Mon double se contenta de me renvoyer mon regard vitreux et cerné avec ses deux globes aux pupilles noires. Je trouvais que mon petit museau dépourvu de poil faisait toujours aussi tâche à être blanc au milieu de tous mes poils noirs. Mais ce qui collait encore moins, et que les touffes qui sortaient de mes petites oreilles arrondies d’ours n’arrivaient pas à cacher, c’était les deux cornes lisses, bovines, qui me sortaient de la tête, faisaient demi-tour et se rejoignaient quasiment l’une l’autre. En plus, pour une raison bizarre, une flammèche ne cessait d’apparaitre entre les deux bouts à chaque fois que je l’éteignais. Peut-être un problème de frottement, je ne m’en souciais pas vraiment.
La fourrure de tout mon corps rondouillard était collée de partout et me démangeait par endroit. Je n’arrivais même pas à voir le grand demi-cercle brun qui devait se trouver sur mon torse. Un bon bain me ferait le plus grand bien.

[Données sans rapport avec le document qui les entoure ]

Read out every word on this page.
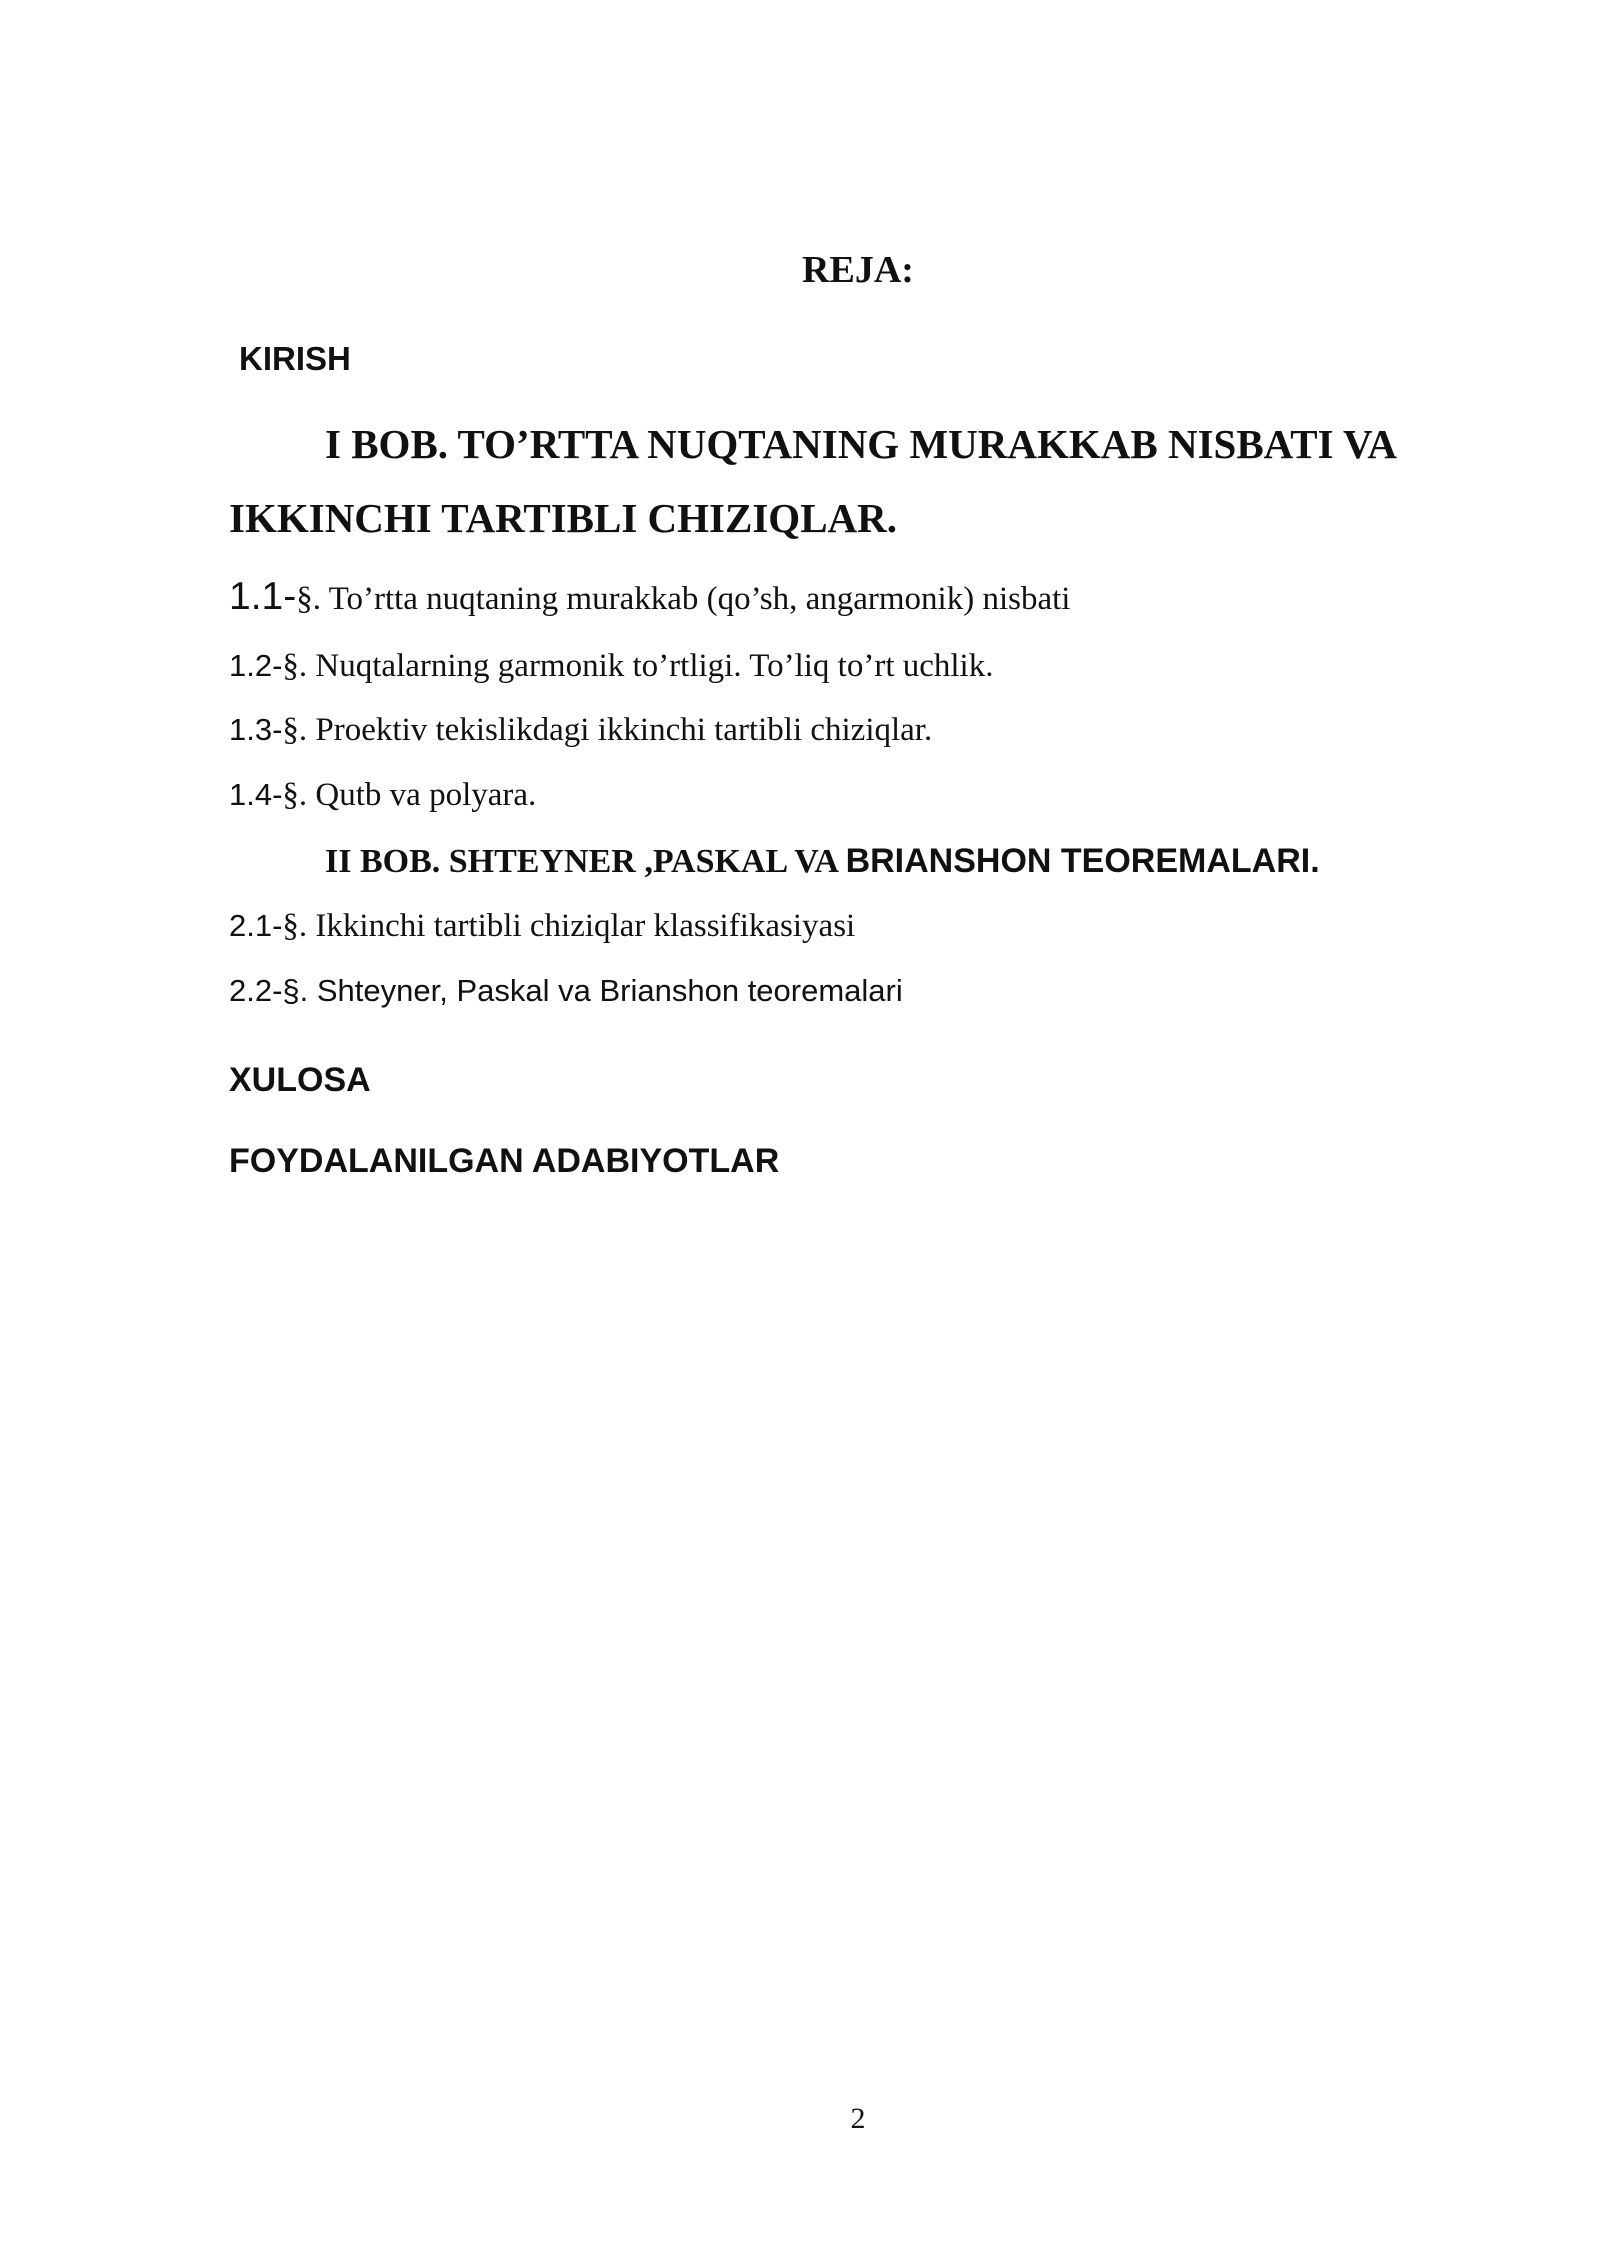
REJA:
KIRISH
I BOB. TO’RTTA NUQTANING MURAKKAB NISBATI VA
IKKINCHI TARTIBLI CHIZIQLAR.
1.1-§. To’rtta nuqtaning murakkab (qo’sh, angarmonik) nisbati
1.2-§. Nuqtalarning garmonik to’rtligi. To’liq to’rt uchlik.
1.3-§. Proektiv tekislikdagi ikkinchi tartibli chiziqlar.
1.4-§. Qutb va polyara.
II BOB. SHTEYNER ,PASKAL VA BRIANSHON TEOREMALARI.
2.1-§. Ikkinchi tartibli chiziqlar klassifikasiyasi
2.2-§. Shteyner, Paskal va Brianshon teoremalari
XULOSA
FOYDALANILGAN ADABIYOTLAR
2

Je plantai mon flambeau tortu dans le sol, et me jetai sans réfléchir d’un bond dans l’eau. Un bon rafraichissement. Je nageais probablement aussi bien qu’un poids mort, mais, au moins, je flottais. C’était plaisant de se laisser porter avec la tête vide, les yeux fermés. J’aurais pu rester là pour l’éternité. Malheureusement, Je ne suis jamais tranquille bien longtemps.
– Re… joi… gnez…
– Pas maintenant. J’me repose.
Ma réponse paresseuse ne sembla pas avoir convaincu mon interlocuteur. Après un trop court instant de silence, cette personne revint me prendre la tête, autant figurativement que physiquement. Je dus m’agripper au bord du lac pour ne pas couler comme une enclume, et avait très envie de me frapper la tête contre celui-ci. La douleur était à peine supportable. J’entendis une seconde fois la voix grave :
– Rejoignez… Ensemble…
– Ta gueule ! C’est quoi ton problème ? lâche-moi.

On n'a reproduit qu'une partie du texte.